Britain's proximity enables the Irish healthcare system to look the other way in respect of the scandal of Ireland's rising abortion rates. It enables the system generally to evade responsibility which morally belongs to each one of us. No wonder our domestic medical figures shine.
Irish medical guidelines and practice build on a foundation of virtual reality, which uses, perhaps abuses, the British system in a parasitical way. If new legislation is built on current one-eyed practice, there is little chance of reducing the number of abortions, or stopping the scandalously high rates of late abortions.
Before the British Act was introduced, doctors and hospitals faced women suffering from self-induced or otherwise illegal abortions. The late gynaecologist Dr Solomons's memoirs recall in gory detail the dreadful cases he encountered in 20th century Dublin.
"A depressingly large number of women, young and old, were arriving in hospital casualty wards with massive bleeding, high septicaemia, punctured wombs and so on as the result of utterly desperate attempts at self-abortion or as the result of the work of the back-street abortionist, the only helper the woman had," one experienced Irish doctor wrote to me of that time.
"We do not hear so much about the carnage and deaths caused by such abortions nowadays," the doctor remarked, "except perhaps in regions like central America where such illegal abortions have to continue, but if [the anti-abortion] groups have their way we will surely see such death and damage recur."
A nurse told me of one case before the British Act, where a patient arrived with a prolapsed womb, which had ulcerated down her thighs half-way to her knees. Another nurse confided the location of a grave where a 26-year-old woman lies buried with her stillborn baby, having been warned not to conceive a second child because of kidney disease. Some stories from the rare 'aul times.
Pro-Life Ireland encourages women to believe that because all abortion is "wrong", it makes no difference whether you abort three days after you miss a period or six months after you conceive.
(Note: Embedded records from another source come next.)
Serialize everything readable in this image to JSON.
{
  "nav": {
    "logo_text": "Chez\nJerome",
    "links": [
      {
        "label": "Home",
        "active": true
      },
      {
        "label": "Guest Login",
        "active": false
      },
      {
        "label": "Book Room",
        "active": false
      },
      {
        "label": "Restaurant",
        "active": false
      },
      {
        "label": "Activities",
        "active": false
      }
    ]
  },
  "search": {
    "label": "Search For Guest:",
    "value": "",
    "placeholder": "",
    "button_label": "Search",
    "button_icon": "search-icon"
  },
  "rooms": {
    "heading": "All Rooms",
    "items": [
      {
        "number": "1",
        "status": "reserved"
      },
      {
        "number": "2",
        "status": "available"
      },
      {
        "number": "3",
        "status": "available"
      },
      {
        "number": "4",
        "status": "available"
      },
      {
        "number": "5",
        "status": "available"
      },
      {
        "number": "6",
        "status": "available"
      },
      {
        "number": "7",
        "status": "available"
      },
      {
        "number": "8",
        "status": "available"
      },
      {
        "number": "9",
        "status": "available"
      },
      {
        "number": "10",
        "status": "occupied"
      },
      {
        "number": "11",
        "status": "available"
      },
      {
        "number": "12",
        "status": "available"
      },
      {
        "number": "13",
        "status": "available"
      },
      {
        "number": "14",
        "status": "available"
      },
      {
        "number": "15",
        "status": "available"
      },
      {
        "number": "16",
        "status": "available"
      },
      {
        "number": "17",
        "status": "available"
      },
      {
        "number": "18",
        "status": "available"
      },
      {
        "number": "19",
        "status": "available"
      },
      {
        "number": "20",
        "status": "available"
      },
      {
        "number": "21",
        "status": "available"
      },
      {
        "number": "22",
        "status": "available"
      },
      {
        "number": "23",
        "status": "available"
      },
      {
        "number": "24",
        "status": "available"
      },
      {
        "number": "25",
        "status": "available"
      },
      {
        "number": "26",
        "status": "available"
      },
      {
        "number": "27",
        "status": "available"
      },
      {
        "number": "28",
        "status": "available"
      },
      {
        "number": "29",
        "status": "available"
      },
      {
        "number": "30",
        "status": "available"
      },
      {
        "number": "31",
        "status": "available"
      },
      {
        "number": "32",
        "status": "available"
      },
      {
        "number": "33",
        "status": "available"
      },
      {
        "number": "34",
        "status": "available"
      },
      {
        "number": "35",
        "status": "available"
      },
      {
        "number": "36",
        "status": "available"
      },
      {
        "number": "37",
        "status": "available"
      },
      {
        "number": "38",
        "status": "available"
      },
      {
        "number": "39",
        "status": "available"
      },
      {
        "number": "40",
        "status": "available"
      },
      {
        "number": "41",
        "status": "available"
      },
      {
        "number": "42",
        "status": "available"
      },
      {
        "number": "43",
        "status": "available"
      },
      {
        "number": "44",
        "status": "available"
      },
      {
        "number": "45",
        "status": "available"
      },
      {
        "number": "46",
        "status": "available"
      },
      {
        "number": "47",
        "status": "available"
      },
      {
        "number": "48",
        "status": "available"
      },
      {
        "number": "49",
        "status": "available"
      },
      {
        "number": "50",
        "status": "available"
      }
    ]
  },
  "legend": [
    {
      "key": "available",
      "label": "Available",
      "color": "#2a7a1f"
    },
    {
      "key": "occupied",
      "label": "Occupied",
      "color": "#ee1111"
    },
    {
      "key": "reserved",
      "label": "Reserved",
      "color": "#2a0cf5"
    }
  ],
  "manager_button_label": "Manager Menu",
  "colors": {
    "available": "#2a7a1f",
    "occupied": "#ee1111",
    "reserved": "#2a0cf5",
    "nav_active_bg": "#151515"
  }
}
Hence, the three times higher rate of late abortions for Irish women is among the intolerable consequences of promoting a blanket anti-abortion policy.
The thin academic distinction between direct and indirect abortion is enabled only because we are next door to Britain. In reality, indirect abortion is permitted, because it happens over there. The more women who travel over at ever later stages of pregnancy, the plumper is the moral monopoly of blanket anti-abortionists here at home. Such is the cost of complacency: for some, the price is way too high.